No, this isn't a porno page. The "bottom" I'm referring to is the end of the current market slide into oblivion. Will it end in "oblivion"? What is "oblivion"?
Some market elves on CNBC seem to think that "oblivion" and the bottom are one and the same, and are at around a 7500 Dow, or another 2,000 points lower than today's drop ended at.
It's all psychological, at this point. Investors large and small are psyched out of the market, and banks have taken such a beating (Bank of America lost 24% of it's value today alone) that they aren't loaning a dime to a millionaire.
So, the bottom is a psychological thing, too. That why Bernanke and Paulson just bet 1.6 Trillion US dollars that they could firm up that bottom by spending taxpayer money (or printing some taxpayer-backed currency).
It appears that their little gamble didn't work today. It might not work tomorrow, either.
Here is the answer, learned economists, if you care to hear it:
The market is too complex for the average investor, and rapidly becoming too complex for the institutional investor.

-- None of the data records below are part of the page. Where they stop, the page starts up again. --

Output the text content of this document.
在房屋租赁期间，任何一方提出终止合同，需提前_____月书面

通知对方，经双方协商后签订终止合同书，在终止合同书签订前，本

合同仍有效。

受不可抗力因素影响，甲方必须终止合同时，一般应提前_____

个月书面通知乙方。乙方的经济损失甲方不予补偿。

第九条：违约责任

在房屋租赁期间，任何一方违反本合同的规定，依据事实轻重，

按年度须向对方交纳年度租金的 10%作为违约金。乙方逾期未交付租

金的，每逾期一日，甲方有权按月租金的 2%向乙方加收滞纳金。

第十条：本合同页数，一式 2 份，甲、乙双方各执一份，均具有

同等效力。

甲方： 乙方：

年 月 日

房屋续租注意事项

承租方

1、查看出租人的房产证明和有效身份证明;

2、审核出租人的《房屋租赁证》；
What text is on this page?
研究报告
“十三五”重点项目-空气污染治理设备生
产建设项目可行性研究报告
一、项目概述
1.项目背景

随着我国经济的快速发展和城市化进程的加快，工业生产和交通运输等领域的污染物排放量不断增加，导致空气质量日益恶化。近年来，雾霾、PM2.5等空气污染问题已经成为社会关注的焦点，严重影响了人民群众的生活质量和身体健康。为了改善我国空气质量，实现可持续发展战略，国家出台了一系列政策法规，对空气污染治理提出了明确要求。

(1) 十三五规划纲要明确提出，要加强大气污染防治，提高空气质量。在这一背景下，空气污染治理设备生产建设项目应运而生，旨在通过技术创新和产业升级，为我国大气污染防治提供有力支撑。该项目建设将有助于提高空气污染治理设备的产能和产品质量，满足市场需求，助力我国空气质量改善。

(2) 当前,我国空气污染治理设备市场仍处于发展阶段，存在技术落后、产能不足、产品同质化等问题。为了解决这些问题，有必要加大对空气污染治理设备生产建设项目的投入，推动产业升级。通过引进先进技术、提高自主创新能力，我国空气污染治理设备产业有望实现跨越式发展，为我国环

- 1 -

Why is it so complex to put one's money to work in the market? One word - derivatives. Derivatives are basically any sort of financial trading instrument that isn't either a stock (equity position holding in a company), or a bond (promissory note of a company or government). Derivatives have strange names: "put options" (a bet that a stock will fall), "call options" (a bet that a stock will rise, a "short-sale" (a bet that a stock will fall, and that you will get the difference between the old higher price and the lower sold price).
Then there are futures contracts for commodities (sort of in-between in that you are actually contracting for the right to buy an actual product, such as soy beans, at a certain price in a time certain, but you usually don't expect to take possession of the commodity). Where it gets complex are the derivatives based on these futures contracts.
So, to me, the solution to the market crisis, both the actual cash crisis and the crisis of confidence, is to limit derivatives trading. If we're going to take control of the markets, as is happening all around the world, let's not only take control, but let's put trading back to where it started: you get equity, or you loan money to companies and get their IOU, and that is all we trade. Futures trading would be allowed for actual consumables: food, fuel, materials like metals (not "carbon credits").
If Bernanke and Paulson were to shutter the market except for equities, bonds and commodities, even for a test period of say, 30 days, the remaining market would rebound. The gamblers would have to fly to Vegas or play the ponies at an off-track betting parlor.
The value of shares traded would begin to equal the value of goods and services produced, not exceed it by a large multiplier (sometimes known as "leverage" but true gamblers know it as "odds"), as is now the case. Real money would chase real goods, and the manipulators would all be out of work and gone would be their ability to affect the markets we all have to play in, such as the oil market.
There have been stock exchanges for 500 years, and commodity exchanges for 400 years or so. There have only been "short sellers" in my lifetime and "spiders" in the last few years, and it's in my lifetime that the markets have become too complex. Criminals, manipulators and tax evaders have all enjoyed this shady marketplace, because the rules change on whims and no one can keep up with it.
If we dump the derivatives markets, honest investment capital will keep the real economy afloat, and even prosper it. The only losers will be the gamblers, people who care not a fig for actual production or sales or services rendered. We can do without them AND their plastic trillions.
I'd add one more rule change re: futures - speculators (who never expect to receive the final product) are what drove oil so ridiculously high this Spring and Summer.
Allow the purchase of a futures contract ONLY if they buyer is actually capable of taking delivery of said product.
That'll take the gamblers out of the futures market as well, leaving the market to those who honestly need to contract for things in the future (think SW Airlines; they contracted well into the future on fuel back when it was cheap, and thus came through this summer OK).